More respite from Annenberg: Grilled sandwich from Hi-Rise with wingspans of Portobello, the festering reek of Gorgonzola, bacon, onions.

February 07, 2003

I'm sitting in front of my computer, looking out of the window at the flurry of furry white clusters and wisps sweeping across the sky (Nabokov has it best: "slow scintillant downcome"), while Ella and Louis croon "Stars Fell On Alabama". And for a moment, I picture a cosmic conflagration, an astral armageddon, celestial bodies ablaze and plummeting to earth, a flaming landscape, people being pummelled by asteroids, pyroclasts and other projectiles...

(Happiness is this, she thought)

I'm having the same stuff for lunch. The baguette has self-petrified. B thinks I may have mono (what is that, anyway?), but I can't be bothered to trudge to UHS in this divine weather.
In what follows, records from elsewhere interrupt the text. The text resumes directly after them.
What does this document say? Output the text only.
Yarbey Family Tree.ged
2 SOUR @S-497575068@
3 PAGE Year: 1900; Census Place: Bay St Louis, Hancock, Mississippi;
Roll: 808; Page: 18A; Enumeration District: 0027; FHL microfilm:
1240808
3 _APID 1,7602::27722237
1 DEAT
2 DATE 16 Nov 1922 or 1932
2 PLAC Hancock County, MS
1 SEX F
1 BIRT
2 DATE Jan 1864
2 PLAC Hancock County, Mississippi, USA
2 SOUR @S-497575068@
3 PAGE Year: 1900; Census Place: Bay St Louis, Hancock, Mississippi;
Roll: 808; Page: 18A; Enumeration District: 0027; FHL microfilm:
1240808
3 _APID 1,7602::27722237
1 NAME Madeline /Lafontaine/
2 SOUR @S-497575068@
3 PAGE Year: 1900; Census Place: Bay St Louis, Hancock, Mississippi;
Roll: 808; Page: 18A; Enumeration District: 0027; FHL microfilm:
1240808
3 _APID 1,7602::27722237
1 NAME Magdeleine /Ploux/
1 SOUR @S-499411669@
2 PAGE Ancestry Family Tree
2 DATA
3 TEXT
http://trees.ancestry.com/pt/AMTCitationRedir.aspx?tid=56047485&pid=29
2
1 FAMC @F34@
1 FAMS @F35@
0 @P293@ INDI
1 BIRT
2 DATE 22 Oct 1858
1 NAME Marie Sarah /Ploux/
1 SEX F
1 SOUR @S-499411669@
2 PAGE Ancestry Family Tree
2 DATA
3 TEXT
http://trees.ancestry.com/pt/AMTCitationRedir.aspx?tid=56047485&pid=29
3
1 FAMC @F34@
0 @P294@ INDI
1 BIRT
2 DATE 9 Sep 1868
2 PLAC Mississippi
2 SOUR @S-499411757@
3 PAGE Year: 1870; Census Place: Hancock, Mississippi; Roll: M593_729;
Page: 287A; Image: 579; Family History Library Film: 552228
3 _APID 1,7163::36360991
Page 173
The record stops. I put on A's Rhapsody in Blue, which makes a fitting soundtrack to snowfall. I must be imagining this, but the tempo of the snow flurries seems to fluctuate, stately and temperate during the sotto voce piano cadenzas, feral and frenetic during the full-orchestra reprises. Branches periodically collapse under the weight of deposited snow, creating a powder bloom in the air, and then this too flutters down to the ground in a shower.
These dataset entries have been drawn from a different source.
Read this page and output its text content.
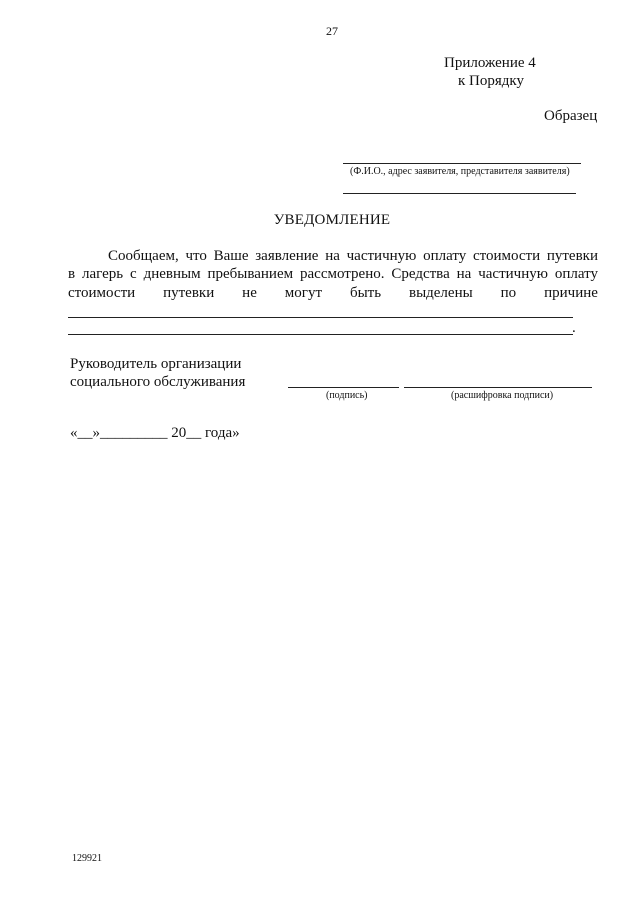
27
Приложение 4
к Порядку
Образец
(Ф.И.О., адрес заявителя, представителя заявителя)
УВЕДОМЛЕНИЕ
Сообщаем, что Ваше заявление на частичную оплату стоимости путевки
в лагерь с дневным пребыванием рассмотрено. Средства на частичную оплату
стоимости путевки не могут быть выделены по причине
.
Руководитель организации
социального обслуживания
(подпись)	(расшифровка подписи)
«__»_________ 20__ года»
129921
Ah, I know, Debussy would make the perfect soundscape for snow. Now, what can I eat to fit in with the theme? Oeufs à la neige?

One day in JC2 assembly, after the death of two canoeists (sailors? can't remember) was announced and a minute of silence was requested, the most rapid pencil sketch of rain (Nabokov again) fell onto the bowed heads. The heavens wept. A pathetic fallacy in real life.

February 06, 2003

So Thursdays I have Expos from 10 to 11, and then I'm done. I squirmed around on my bed for a bit, wracked by phlegmy coughs and little sniffles, and then I made the cold, windy but sunny 15-minute walk to Bread and Circus off Central Square. I'd thought that I'd just grab some small lunch/tea things, but I ended up tottering back to the dorm under the weight of three big paper bags. I assembled lunch/tea:

Baguette, organic
Olive oil
Tomatoes, Canadian
Bocconcini, fragile bouncy balled foeti swimming in amniotic fluid
Assorted olives
Roasted red peppers, something wrong about this, suan-meish; bad vinegar?
Parsley scallion hummus
Honey dijon kettle chips (only 1.19!)

I passed on the Dalmatian tapenade.

Not a very economical option though; having spent 42 bucks on effectively nothing (these were nothing-groceries, little indulgences to fill my spare time and stomach space, smallish canapé/antipasto items, as opposed to real-groceries, like whole chickens, large pieces of offal, bundles of bak choy, etc). Still, I am assured of nice breakfasts for at least the next two days. Baguette (a little stale by then, but no matter), ashtray of olive oil (found a use for it at last!), couple of choice olives for salt counterpoint, glass of juice. Austere early-morning luxury away from Annenberg.